Officials of the CPC estimate that nearly one million people lined the streets and joined the funeral cortège as it wound its way from the building that once housed the national congress to Santiago's General Cemetery. The ceremony, which fittingly coincided with International Women's Day, was also attended by leading political figures from all over the world including Ricardo Alarcón, the President of Cuba's Assembly of the People.
The event was given great official recognition, also. Chilean President Ricardo Lagos declared two days of national mourning for Gladys Marín and the work of the country's parliament was suspended. Political opponents and even the conservative daily El Mercurio were moved to pay homage to the late, courageous leader of the country's communist party.
Gladys Marín was born in the city of Curepto where she lived with her mother, a schoolteacher, and father who was a farmer until the family moved to Talagante. She became a leader in the local Catholic youth organisation and joined the Communist Youth of Chile at age 16. She moved to Santiago in 1958 to continue her studies and was elected president of the Federation of Teachers College Student Unions.
In 1963 Gladys Marín became general secretary of the Communist Youth and shortly after was elected to the national Parliament. Her term in Parliament was ended on September 11, 1973 when a bloody fascist coup crushed the Popular Unity government of Salvador Allende. After several months working underground, the CPC decided that she should leave the country. She sought asylum in the Dutch Embassy but it was only after eight months of worldwide protest that Pinochet grudgingly permitted her to leave Chile.
Gladys then set about gathering international solidarity for the Chilean people. She returned to Chile in 1978 to rebuild the underground Communist Party and give leadership to the resistance to the dictatorship. She was central to the organisation of the large protests during the 1980s. During these years, she would meet secretly with her sons Álvaro and Rodrigo by crossing secretly into neighbouring Argentina. Her husband Jorge Muñoz, who was a member of the CPC's political commission, was arrested in 1976 and never seen again.

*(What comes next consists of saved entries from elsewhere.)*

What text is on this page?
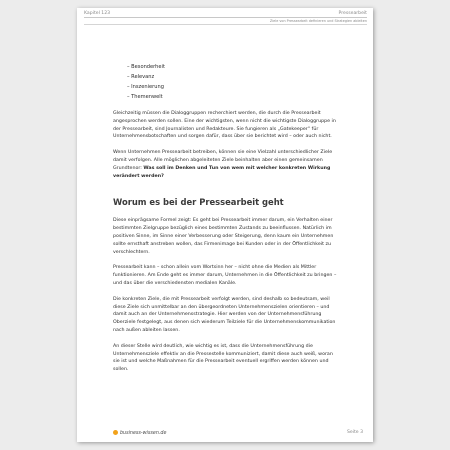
Kapitel 123	Pressearbeit
Ziele von Pressearbeit definieren und Strategien ableiten
– Besonderheit
– Relevanz
– Inszenierung
– Themenwelt

Gleichzeitig müssen die Dialoggruppen recherchiert werden, die durch die Pressearbeit angesprochen werden sollen. Eine der wichtigsten, wenn nicht die wichtigste Dialoggruppe in der Pressearbeit, sind Journalisten und Redakteure. Sie fungieren als „Gatekeeper“ für Unternehmensbotschaften und sorgen dafür, dass über sie berichtet wird – oder auch nicht.

Wenn Unternehmen Pressearbeit betreiben, können sie eine Vielzahl unterschiedlicher Ziele damit verfolgen. Alle möglichen abgeleiteten Ziele beinhalten aber einen gemeinsamen Grundtenor: Was soll im Denken und Tun von wem mit welcher konkreten Wirkung verändert werden?

Worum es bei der Pressearbeit geht

Diese einprägsame Formel zeigt: Es geht bei Pressearbeit immer darum, ein Verhalten einer bestimmten Zielgruppe bezüglich eines bestimmten Zustands zu beeinflussen. Natürlich im positiven Sinne, im Sinne einer Verbesserung oder Steigerung, denn kaum ein Unternehmen sollte ernsthaft anstreben wollen, das Firmenimage bei Kunden oder in der Öffentlichkeit zu verschlechtern.

Pressearbeit kann – schon allein vom Wortsinn her – nicht ohne die Medien als Mittler funktionieren. Am Ende geht es immer darum, Unternehmen in die Öffentlichkeit zu bringen – und das über die verschiedensten medialen Kanäle.

Die konkreten Ziele, die mit Pressearbeit verfolgt werden, sind deshalb so bedeutsam, weil diese Ziele sich unmittelbar an den übergeordneten Unternehmenszielen orientieren – und damit auch an der Unternehmensstrategie. Hier werden von der Unternehmensführung Oberziele festgelegt, aus denen sich wiederum Teilziele für die Unternehmenskommunikation nach außen ableiten lassen.

An dieser Stelle wird deutlich, wie wichtig es ist, dass die Unternehmensführung die Unternehmensziele effektiv an die Pressestelle kommuniziert, damit diese auch weiß, woran sie ist und welche Maßnahmen für die Pressearbeit eventuell ergriffen werden können und sollen.

business-wissen.de	Seite 3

In 1990, with the formal end of the 17-year dictatorship, she launched herself into a campaign to have the human rights abusers of the Pinochet regime brought to justice.

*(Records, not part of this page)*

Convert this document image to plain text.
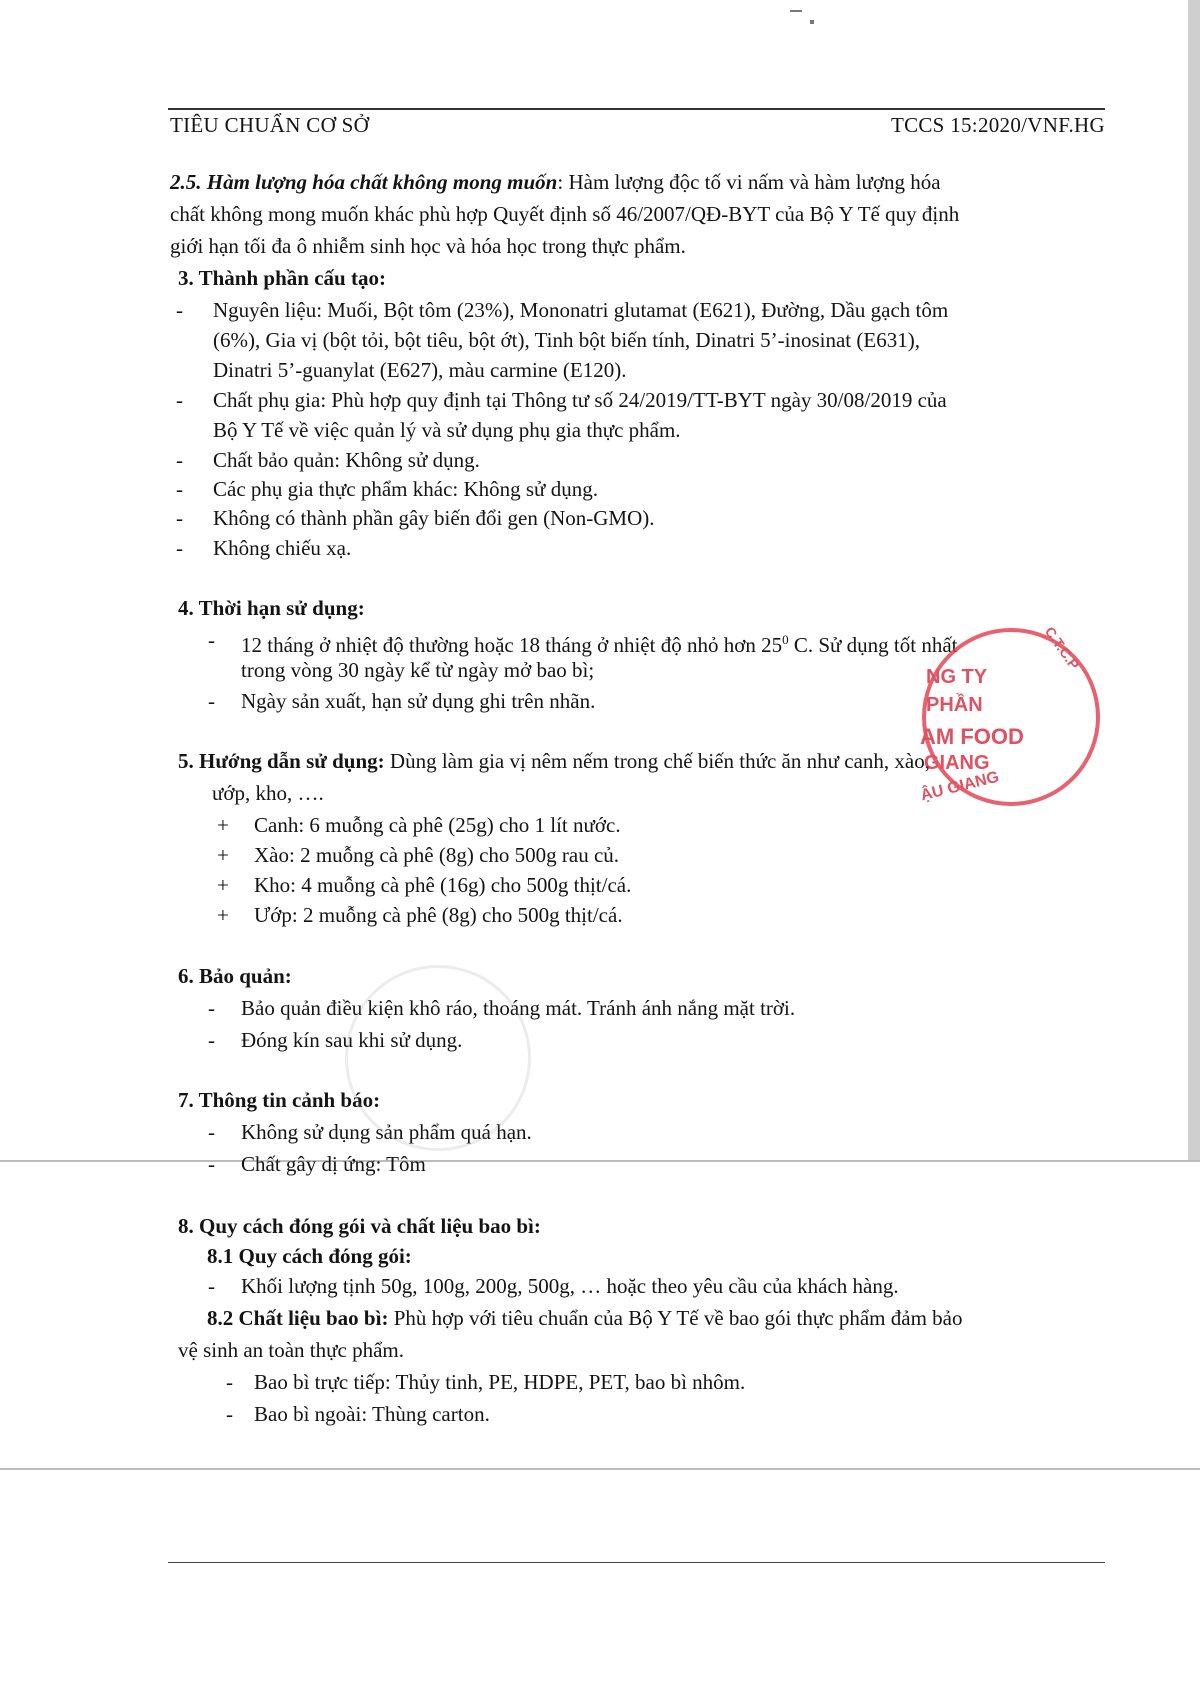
TIÊU CHUẨN CƠ SỞ	TCCS 15:2020/VNF.HG
2.5. Hàm lượng hóa chất không mong muốn: Hàm lượng độc tố vi nấm và hàm lượng hóa
chất không mong muốn khác phù hợp Quyết định số 46/2007/QĐ-BYT của Bộ Y Tế quy định
giới hạn tối đa ô nhiễm sinh học và hóa học trong thực phẩm.
3. Thành phần cấu tạo:
- Nguyên liệu: Muối, Bột tôm (23%), Mononatri glutamat (E621), Đường, Dầu gạch tôm
(6%), Gia vị (bột tỏi, bột tiêu, bột ớt), Tinh bột biến tính, Dinatri 5’-inosinat (E631),
Dinatri 5’-guanylat (E627), màu carmine (E120).
- Chất phụ gia: Phù hợp quy định tại Thông tư số 24/2019/TT-BYT ngày 30/08/2019 của
Bộ Y Tế về việc quản lý và sử dụng phụ gia thực phẩm.
- Chất bảo quản: Không sử dụng.
- Các phụ gia thực phẩm khác: Không sử dụng.
- Không có thành phần gây biến đổi gen (Non-GMO).
- Không chiếu xạ.
4. Thời hạn sử dụng:
- 12 tháng ở nhiệt độ thường hoặc 18 tháng ở nhiệt độ nhỏ hơn $25^0$ C. Sử dụng tốt nhất
trong vòng 30 ngày kể từ ngày mở bao bì;
- Ngày sản xuất, hạn sử dụng ghi trên nhãn.
5. Hướng dẫn sử dụng: Dùng làm gia vị nêm nếm trong chế biến thức ăn như canh, xào,
ướp, kho, ….
+ Canh: 6 muỗng cà phê (25g) cho 1 lít nước.
+ Xào: 2 muỗng cà phê (8g) cho 500g rau củ.
+ Kho: 4 muỗng cà phê (16g) cho 500g thịt/cá.
+ Ướp: 2 muỗng cà phê (8g) cho 500g thịt/cá.
6. Bảo quản:
- Bảo quản điều kiện khô ráo, thoáng mát. Tránh ánh nắng mặt trời.
- Đóng kín sau khi sử dụng.
7. Thông tin cảnh báo:
- Không sử dụng sản phẩm quá hạn.
- Chất gây dị ứng: Tôm
8. Quy cách đóng gói và chất liệu bao bì:
8.1 Quy cách đóng gói:
- Khối lượng tịnh 50g, 100g, 200g, 500g, … hoặc theo yêu cầu của khách hàng.
8.2 Chất liệu bao bì: Phù hợp với tiêu chuẩn của Bộ Y Tế về bao gói thực phẩm đảm bảo
vệ sinh an toàn thực phẩm.
- Bao bì trực tiếp: Thủy tinh, PE, HDPE, PET, bao bì nhôm.
- Bao bì ngoài: Thùng carton.
C.T.C.P
NG TY
PHẦN
AM FOOD
GIANG
ẬU GIANG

In 1998 she was the first person to file a suit against Pinochet. She was arrested and jailed briefly for describing the former dictator as a "psychopath who gained power using intrigue, treason and crime". She was released two days later after massive protests.

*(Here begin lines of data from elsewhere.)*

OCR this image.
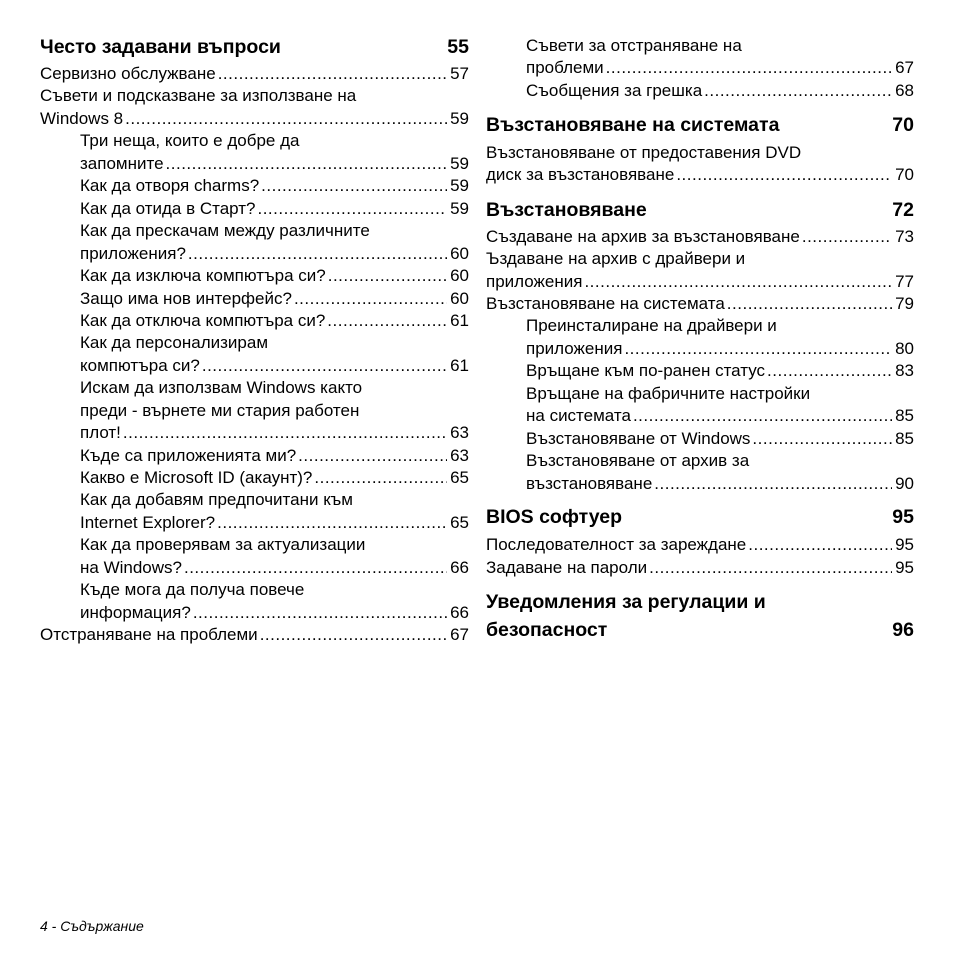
Често задавани въпроси	55
Сервизно обслужване .....	57
Съвети и подсказване за използване на
Windows 8 .....	59
Три неща, които е добре да
запомните .....	59
Как да отворя charms? .....	59
Как да отида в Старт? .....	59
Как да прескачам между различните
приложения? .....	60
Как да изключа компютъра си? .....	60
Защо има нов интерфейс? .....	60
Как да отключа компютъра си? .....	61
Как да персонализирам
компютъра си? .....	61
Искам да използвам Windows както
преди - върнете ми стария работен
плот! .....	63
Къде са приложенията ми? .....	63
Какво е Microsoft ID (акаунт)? .....	65
Как да добавям предпочитани към
Internet Explorer? .....	65
Как да проверявам за актуализации
на Windows? .....	66
Къде мога да получа повече
информация? .....	66
Отстраняване на проблеми .....	67
Съвети за отстраняване на
проблеми .....	67
Съобщения за грешка .....	68
Възстановяване на системата	70
Възстановяване от предоставения DVD
диск за възстановяване .....	70
Възстановяване	72
Създаване на архив за възстановяване .....	73
Ъздаване на архив с драйвери и
приложения .....	77
Възстановяване на системата .....	79
Преинсталиране на драйвери и
приложения .....	80
Връщане към по-ранен статус .....	83
Връщане на фабричните настройки
на системата .....	85
Възстановяване от Windows .....	85
Възстановяване от архив за
възстановяване .....	90
BIOS софтуер	95
Последователност за зареждане .....	95
Задаване на пароли .....	95
Уведомления за регулации и
безопасност	96
4 - Съдържание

In 1998 she was the first woman to run for the presidency of the country. In 2003, a cancerous tumour was discovered on her brain. Surgeons in Stockholm operated on the tumour and she undertook extended therapy in Cuba. Even in these trying circumstances she maintained her activism. She completed a second volume of her autobiography and contributed regular articles to the CPC's weekly El Siglo. She took part in a debate against the idea of separating the "social" from the "political" aspects of matters considered by participants at the World Social Forum in Porto Alegre.
The deep respect for Marín and the huge turnout for her funeral have sparked a renewed interest in left politics. CPC General Secretary Guillermo Teiller told the media that Chile is witnessing "… the greatest political fervour since the fall of the dictatorship". Events have also thrown a number of questions about the political system in Chile into stark relief.
The electoral system works against the representation of the left in the national Parliament. Even though the left coalition Juntos Podemos (Together We Can), which includes the CPC, received solid support in the council and mayoral elections of last October, it is still effectively locked out of the parliament. "We are a bloc that achieved around 10 per cent of the vote at the last elections — we cannot keep being excluded", Teiller said.
At the funeral, Teiller also expressed his sadness that Chile had been robbed of the chance to have Gladys Marín serve once more in the Parliament. He recalled, though, her enthusiasm at the trend in Latin American and Chilean politics:
"Though she was already ill, Gladys knew intuitively and would tell us that new growth in the people's struggles and the forces of the left was very near. The most palpable confirmation of this perception was the surprising result registered in the last mayoral and council elections for Juntos Podemos, which was one of the greatest joys of the last days of her life."